90% of biomedical research requires human biological samples and associated clinical data, so without donors it would be impossible to find new treatments for cancer and other majority and minority diseases.
If you want to collaborate as a donor and help future patients benefit from medical advances, the Xarxa de Bancs de Tumors de Catalunya (XBTC) has everything you need to know:
What is a tumour bank?
Tumour banks keep samples of tumour tissues and associated data from patients with cancer and other diseases in order to support biomedical research. Each tumour bank is part of the biobank at a public or private hospital and is a non-profit organisation.

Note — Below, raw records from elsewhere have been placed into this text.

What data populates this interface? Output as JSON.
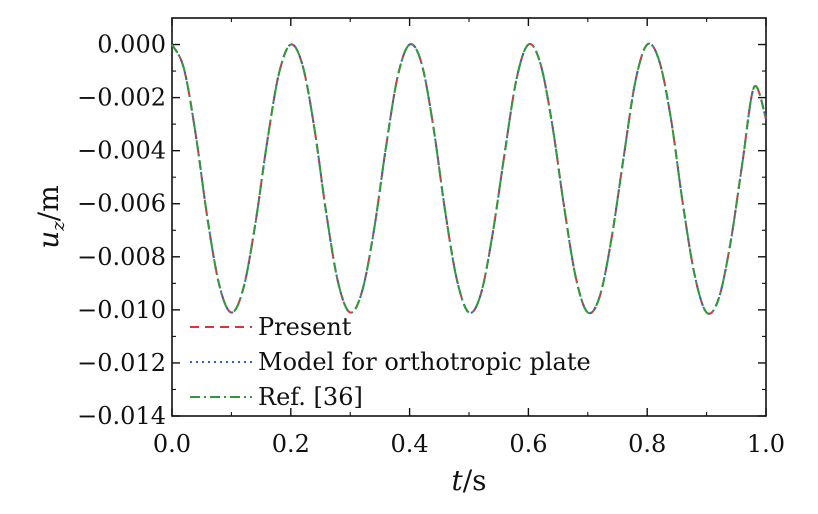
{
  "chart_data": {
    "type": "line",
    "title": "",
    "xlabel": {
      "var": "t",
      "unit": "/s"
    },
    "ylabel": {
      "var": "u",
      "sub": "z",
      "unit": "/m"
    },
    "xlim": [
      0.0,
      1.0
    ],
    "ylim": [
      -0.014,
      0.001
    ],
    "x_ticks": [
      "0.0",
      "0.2",
      "0.4",
      "0.6",
      "0.8",
      "1.0"
    ],
    "y_ticks": [
      "0.000",
      "−0.002",
      "−0.004",
      "−0.006",
      "−0.008",
      "−0.010",
      "−0.012",
      "−0.014"
    ],
    "legend_position": "bottom-left",
    "grid": false,
    "series": [
      {
        "name": "Present",
        "color": "#e0303a",
        "style": "dashed",
        "x": [
          0.0,
          0.02,
          0.04,
          0.06,
          0.08,
          0.1,
          0.12,
          0.14,
          0.16,
          0.18,
          0.2,
          0.22,
          0.24,
          0.26,
          0.28,
          0.3,
          0.32,
          0.34,
          0.36,
          0.38,
          0.4,
          0.42,
          0.44,
          0.46,
          0.48,
          0.5,
          0.52,
          0.54,
          0.56,
          0.58,
          0.6,
          0.62,
          0.64,
          0.66,
          0.68,
          0.7,
          0.72,
          0.74,
          0.76,
          0.78,
          0.8,
          0.82,
          0.84,
          0.86,
          0.88,
          0.9,
          0.92,
          0.94,
          0.96,
          0.98,
          1.0
        ],
        "y": [
          0.0,
          -0.0009,
          -0.0034,
          -0.0066,
          -0.0091,
          -0.0101,
          -0.0092,
          -0.0068,
          -0.0037,
          -0.0011,
          0.0,
          -0.0008,
          -0.0032,
          -0.0064,
          -0.009,
          -0.0101,
          -0.0093,
          -0.007,
          -0.0039,
          -0.0012,
          0.0,
          -0.0007,
          -0.0031,
          -0.0063,
          -0.0089,
          -0.0101,
          -0.0094,
          -0.0071,
          -0.0041,
          -0.0013,
          0.0,
          -0.0007,
          -0.003,
          -0.0061,
          -0.0088,
          -0.0101,
          -0.0095,
          -0.0073,
          -0.0043,
          -0.0014,
          0.0,
          -0.0006,
          -0.0028,
          -0.006,
          -0.0087,
          -0.0101,
          -0.0096,
          -0.0075,
          -0.0045,
          -0.0016,
          -0.0028
        ]
      },
      {
        "name": "Model for orthotropic plate",
        "color": "#3060c8",
        "style": "dotted",
        "x": [
          0.0,
          0.02,
          0.04,
          0.06,
          0.08,
          0.1,
          0.12,
          0.14,
          0.16,
          0.18,
          0.2,
          0.22,
          0.24,
          0.26,
          0.28,
          0.3,
          0.32,
          0.34,
          0.36,
          0.38,
          0.4,
          0.42,
          0.44,
          0.46,
          0.48,
          0.5,
          0.52,
          0.54,
          0.56,
          0.58,
          0.6,
          0.62,
          0.64,
          0.66,
          0.68,
          0.7,
          0.72,
          0.74,
          0.76,
          0.78,
          0.8,
          0.82,
          0.84,
          0.86,
          0.88,
          0.9,
          0.92,
          0.94,
          0.96,
          0.98,
          1.0
        ],
        "y": [
          0.0,
          -0.0009,
          -0.0034,
          -0.0066,
          -0.0091,
          -0.0101,
          -0.0092,
          -0.0068,
          -0.0037,
          -0.0011,
          0.0,
          -0.0008,
          -0.0032,
          -0.0064,
          -0.009,
          -0.0101,
          -0.0093,
          -0.007,
          -0.0039,
          -0.0012,
          0.0,
          -0.0007,
          -0.0031,
          -0.0063,
          -0.0089,
          -0.0101,
          -0.0094,
          -0.0071,
          -0.0041,
          -0.0013,
          0.0,
          -0.0007,
          -0.003,
          -0.0061,
          -0.0088,
          -0.0101,
          -0.0095,
          -0.0073,
          -0.0043,
          -0.0014,
          0.0,
          -0.0006,
          -0.0028,
          -0.006,
          -0.0087,
          -0.0101,
          -0.0096,
          -0.0075,
          -0.0045,
          -0.0016,
          -0.0028
        ]
      },
      {
        "name": "Ref. [36]",
        "color": "#2e9a3c",
        "style": "dashdot",
        "x": [
          0.0,
          0.02,
          0.04,
          0.06,
          0.08,
          0.1,
          0.12,
          0.14,
          0.16,
          0.18,
          0.2,
          0.22,
          0.24,
          0.26,
          0.28,
          0.3,
          0.32,
          0.34,
          0.36,
          0.38,
          0.4,
          0.42,
          0.44,
          0.46,
          0.48,
          0.5,
          0.52,
          0.54,
          0.56,
          0.58,
          0.6,
          0.62,
          0.64,
          0.66,
          0.68,
          0.7,
          0.72,
          0.74,
          0.76,
          0.78,
          0.8,
          0.82,
          0.84,
          0.86,
          0.88,
          0.9,
          0.92,
          0.94,
          0.96,
          0.98,
          1.0
        ],
        "y": [
          0.0,
          -0.0009,
          -0.0034,
          -0.0066,
          -0.0091,
          -0.0101,
          -0.0092,
          -0.0068,
          -0.0037,
          -0.0011,
          0.0,
          -0.0008,
          -0.0032,
          -0.0064,
          -0.009,
          -0.0101,
          -0.0093,
          -0.007,
          -0.0039,
          -0.0012,
          0.0,
          -0.0007,
          -0.0031,
          -0.0063,
          -0.0089,
          -0.0101,
          -0.0094,
          -0.0071,
          -0.0041,
          -0.0013,
          0.0,
          -0.0007,
          -0.003,
          -0.0061,
          -0.0088,
          -0.0101,
          -0.0095,
          -0.0073,
          -0.0043,
          -0.0014,
          0.0,
          -0.0006,
          -0.0028,
          -0.006,
          -0.0087,
          -0.0101,
          -0.0096,
          -0.0075,
          -0.0045,
          -0.0016,
          -0.0028
        ]
      }
    ]
  }
}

Its function is to serve as a bridge between donors and researchers, ensure the donors’ wishes are respected and that the process is carried out in accordance with applicable legal frameworks.
Tumour banks manage everything from collecting the samples and clinical data from donors to processing, storing and transferring these samples to scientific projects, all overseen by science and ethics committees.
What are the samples used for?
Having samples and associated data from patients with cancer or other diseases allows scientists to study these pathologies more in depth, understand why they occur and help develop treatments to prevent or cure them.
How are samples taken?
The samples come from diagnostic tests patients undergo at one of the XBTC hospitals when there is a surplus after they are used for healthcare purposes. Sometimes, the patient may be asked to donate an additional vial of blood when having it drawn for healthcare purposes. This way, the donors don’t have to do anything extra to give the sample.
These samples can be solid (from tissues) or liquid (blood or derivatives). In some special cases, if the project requires, other types of samples may be requested specifically, such as saliva, urine, semen or stool.
The XBTC’s collections of samples are mainly from oncology patients, but the biobanks in the network also store samples from neurodegenerative, metabolic, paediatric and other diseases.
What is the XBTC’s role in this process?
In 2007, the XBTC was established, comprising the tumour banks at eleven benchmark hospitals in Catalonia. The XBTC receives funding from the Oncology Plan of the Government of Catalonia, through the Catalan Institute of Oncology (ICO).
The XBTC aims to make available to the scientific community an extensive collection of human biological samples and associated data, with all tumour pathologies represented.
Any research project anywhere in the world can use these samples and the associated data. The only requirement is for the project to be approved by an ethics committee and for the researchers to place a request with the XBTC explaining why they need the samples. This request is assessed by the ethics and science committees at each biobank in the network.
The biological samples are stored in the best conditions to ensure traceability, quality and safety for years: at room temperature, in ultra-freezers at -80 °C or in liquid nitrogen tanks at -196 °C, all in restricted areas only open to authorised personnel. The equipment has temperature-control systems supervised 24 hours a day, 7 days a week.
Work follows a Quality Management System to ISO 9001:2015 standard with yearly internal and external audits.
The personal data obtained through the donation will be processed and stored confidentially according to current law at all times.
The research is conducted with biological samples, but it is often essential to also analyse the clinical data associated with the sample. That’s why donors are notified of the need to make information on their disease available, which is encoded and processed confidentially.